The main benefactor is rear legroom, and considering the tight confines of the previous generation, it was needed, if indeed rear seat passengers are a significant consideration. In earlier generations, the rear seat was for occasional use, and if the four-door Lexus IS wasn’t a coupe, well, we knew where its priorities were: sport first, sedan second.
So that’s why Lexus took us to Rockingham Speedway for a chance to flog the assorted versions of the new IS around an infield road course. Best laid plans and all that, the day we were scheduled to drive the cars, it rained and rained hard, though finally clearing and the track drying sufficiently for us to put the hammer down, even if with fair trepidation in the twisty bits. It’s best to not to be That Guy.
The particular road course layout—The Rock has several options—we drove included a fast exit from the pits with a hook to the left, assorted curves, an infield straight, and a blast on the inclined back straight of the legendary track, not necessarily in that order. The cars ranged from an IS 250 with all-wheel drive to an IS 350 F. Guess which one we liked best.
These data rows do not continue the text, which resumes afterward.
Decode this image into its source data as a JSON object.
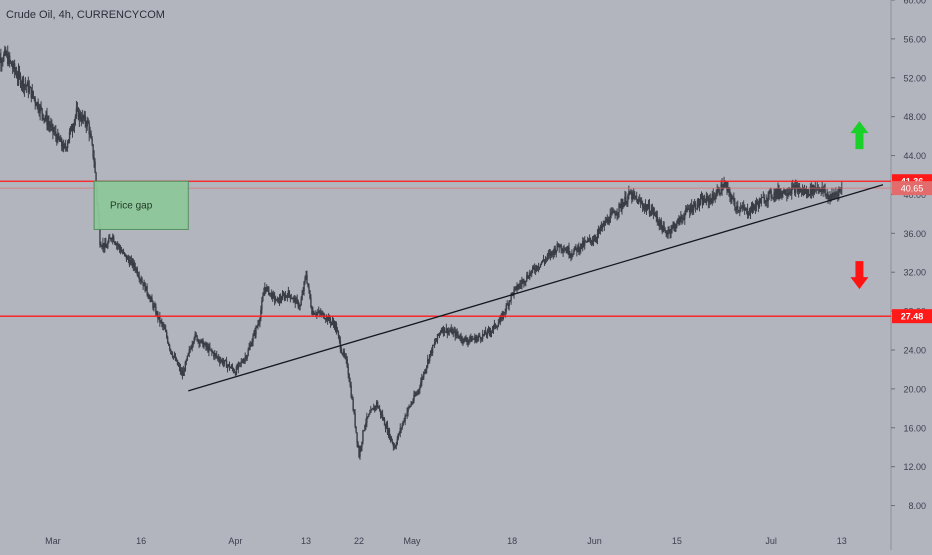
{
  "header": {
    "symbol_title": "Crude Oil, 4h, CURRENCYCOM"
  },
  "colors": {
    "background": "#b2b5be",
    "candle": "#3a3d45",
    "level_line": "#ff1a1a",
    "current_price_line": "#e36b6b",
    "trendline": "#131722",
    "gap_box_fill": "#8fc79a",
    "gap_box_border": "#4f8f5c",
    "arrow_up": "#19d128",
    "arrow_down": "#ff1414",
    "axis_text": "#3d4150"
  },
  "chart_data": {
    "type": "candlestick",
    "symbol": "Crude Oil",
    "interval": "4h",
    "source": "CURRENCYCOM",
    "ylim": [
      6,
      60
    ],
    "y_ticks": [
      "60.00",
      "56.00",
      "52.00",
      "48.00",
      "44.00",
      "40.00",
      "36.00",
      "32.00",
      "28.00",
      "24.00",
      "20.00",
      "16.00",
      "12.00",
      "8.00"
    ],
    "x_ticks": [
      "Mar",
      "16",
      "Apr",
      "13",
      "22",
      "May",
      "18",
      "Jun",
      "15",
      "Jul",
      "13"
    ],
    "x_range": [
      "2020-02-20",
      "2020-07-20"
    ],
    "x_tick_dates": [
      "2020-03-01",
      "2020-03-16",
      "2020-04-01",
      "2020-04-13",
      "2020-04-22",
      "2020-05-01",
      "2020-05-18",
      "2020-06-01",
      "2020-06-15",
      "2020-07-01",
      "2020-07-13"
    ],
    "close_path": [
      [
        "2020-02-20",
        53.8
      ],
      [
        "2020-02-22",
        54.3
      ],
      [
        "2020-02-24",
        52.2
      ],
      [
        "2020-02-26",
        50.8
      ],
      [
        "2020-02-28",
        48.6
      ],
      [
        "2020-03-01",
        46.5
      ],
      [
        "2020-03-03",
        44.6
      ],
      [
        "2020-03-05",
        48.4
      ],
      [
        "2020-03-07",
        47.2
      ],
      [
        "2020-03-08",
        43.5
      ],
      [
        "2020-03-09",
        35.2
      ],
      [
        "2020-03-10",
        34.5
      ],
      [
        "2020-03-11",
        35.8
      ],
      [
        "2020-03-13",
        33.8
      ],
      [
        "2020-03-15",
        32.5
      ],
      [
        "2020-03-17",
        30.0
      ],
      [
        "2020-03-19",
        27.2
      ],
      [
        "2020-03-20",
        26.0
      ],
      [
        "2020-03-21",
        24.0
      ],
      [
        "2020-03-23",
        21.4
      ],
      [
        "2020-03-25",
        25.5
      ],
      [
        "2020-03-27",
        24.3
      ],
      [
        "2020-03-29",
        23.2
      ],
      [
        "2020-04-01",
        21.8
      ],
      [
        "2020-04-03",
        23.6
      ],
      [
        "2020-04-05",
        27.0
      ],
      [
        "2020-04-06",
        30.5
      ],
      [
        "2020-04-08",
        29.0
      ],
      [
        "2020-04-10",
        29.8
      ],
      [
        "2020-04-12",
        28.5
      ],
      [
        "2020-04-13",
        31.8
      ],
      [
        "2020-04-14",
        28.0
      ],
      [
        "2020-04-16",
        27.6
      ],
      [
        "2020-04-18",
        26.5
      ],
      [
        "2020-04-19",
        24.0
      ],
      [
        "2020-04-20",
        22.5
      ],
      [
        "2020-04-21",
        18.0
      ],
      [
        "2020-04-22",
        13.2
      ],
      [
        "2020-04-23",
        16.5
      ],
      [
        "2020-04-25",
        18.5
      ],
      [
        "2020-04-27",
        15.5
      ],
      [
        "2020-04-28",
        14.0
      ],
      [
        "2020-04-30",
        17.5
      ],
      [
        "2020-05-02",
        19.8
      ],
      [
        "2020-05-04",
        23.5
      ],
      [
        "2020-05-06",
        26.2
      ],
      [
        "2020-05-08",
        25.8
      ],
      [
        "2020-05-10",
        25.0
      ],
      [
        "2020-05-12",
        25.2
      ],
      [
        "2020-05-14",
        25.8
      ],
      [
        "2020-05-16",
        27.0
      ],
      [
        "2020-05-18",
        29.8
      ],
      [
        "2020-05-20",
        31.2
      ],
      [
        "2020-05-22",
        32.5
      ],
      [
        "2020-05-24",
        33.5
      ],
      [
        "2020-05-26",
        34.8
      ],
      [
        "2020-05-28",
        34.0
      ],
      [
        "2020-05-30",
        34.8
      ],
      [
        "2020-06-01",
        35.5
      ],
      [
        "2020-06-03",
        37.2
      ],
      [
        "2020-06-05",
        38.5
      ],
      [
        "2020-06-07",
        40.0
      ],
      [
        "2020-06-09",
        39.0
      ],
      [
        "2020-06-11",
        38.2
      ],
      [
        "2020-06-13",
        36.0
      ],
      [
        "2020-06-15",
        37.0
      ],
      [
        "2020-06-17",
        38.5
      ],
      [
        "2020-06-19",
        39.2
      ],
      [
        "2020-06-21",
        39.6
      ],
      [
        "2020-06-23",
        41.0
      ],
      [
        "2020-06-25",
        38.8
      ],
      [
        "2020-06-27",
        38.2
      ],
      [
        "2020-06-29",
        39.2
      ],
      [
        "2020-07-01",
        40.0
      ],
      [
        "2020-07-03",
        40.3
      ],
      [
        "2020-07-05",
        40.6
      ],
      [
        "2020-07-07",
        40.2
      ],
      [
        "2020-07-09",
        40.8
      ],
      [
        "2020-07-11",
        39.6
      ],
      [
        "2020-07-13",
        40.65
      ]
    ],
    "horizontal_levels": [
      {
        "price": 41.36,
        "label": "41.36"
      },
      {
        "price": 27.48,
        "label": "27.48"
      }
    ],
    "current_price": {
      "price": 40.65,
      "label": "40.65"
    },
    "trendline": {
      "from": [
        "2020-03-24",
        19.8
      ],
      "to": [
        "2020-07-20",
        41.0
      ]
    },
    "price_gap_box": {
      "label": "Price gap",
      "from_date": "2020-03-08",
      "to_date": "2020-03-24",
      "top_price": 41.36,
      "bottom_price": 36.4
    },
    "annotations": [
      {
        "type": "arrow-up",
        "date": "2020-07-16",
        "price": 46.0
      },
      {
        "type": "arrow-down",
        "date": "2020-07-16",
        "price": 31.8
      }
    ]
  }
}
As its name suggests, the Lexus IS 250 is powered by a 2.5-iter engine that’s rated at 204 horsepower and 184 lb-ft of torque. Standard in the IS 250 is a six-speed electronically-controlled automatic transmission with rev matching in Sport mode.
The Lexus IS pumped up is the 350, the IS 350 powered by, not surprising again from the model’s name, a 3.5-liter engine. A carry-over from the last generation, the 3.5-liter V-6 has the Toyota group’s D4-S technology that combines direct injection with port injection. Output is rated at 304 horsepower and torque, peaking at 4700 rpm, of 277 lb-ft.
Lexus says it’s good enough for the IS 350 will do 0-60 mph in 5.6 seconds and turn the quarter in a mere 13.8 seconds.
New for the 2014 IS 350 is the eight-speed Sport Direct Shift automatic as used in the V-8-powered Lexus IS F. The transmission has paddle shifters which can be used to shift the transmission manually, or left to shift by itself with the S mode set, activates what Lexus calls, G-force Artificial Intelligence system, or G- AI. It interprets assorted g forces and other elements to determine the proper ratio for the matter at hand.
Both IS 250 and IS 350 are available with all-wheel drive. The extra-grip system automatically varies torque balance front to rear from 50:50 to 30:70. When the track was still quite wet, we went out in an all-wheel drive equipped IS 250 and were impressed by the sport sedan’s stability in the wet and its unwillingness to pull when skating through puddles deep enough that the tires surely said good bye to you, pavement, I’m hydroplaning.
The aforementioned Sport mode is part of a new Drive Mode Select system. The IS 250 and IS 350 have three modes, Eco, Normal and Sport, while the performance-oriented F Sport (available on both IS 250 and IS 350), has Eco, Normal, Sport S and Sport S+. All-wheel drive models can handle the slippery stuff better with a Snow mode.
The F Sport package is available on both IS 250 and IS 350, and is immediately recognizable.. Both standard and F Sport have the most aggressive version of the Lexus “hourglass” grille design, but where standard IS models have a smooth bar transecting the grill, the F Sport models are honeycomb top to bottom. However, most of even the F Sports grille, despite the honeycomb, is blocked off for aerodynamics. Yes, the giant grille is mostly for looks.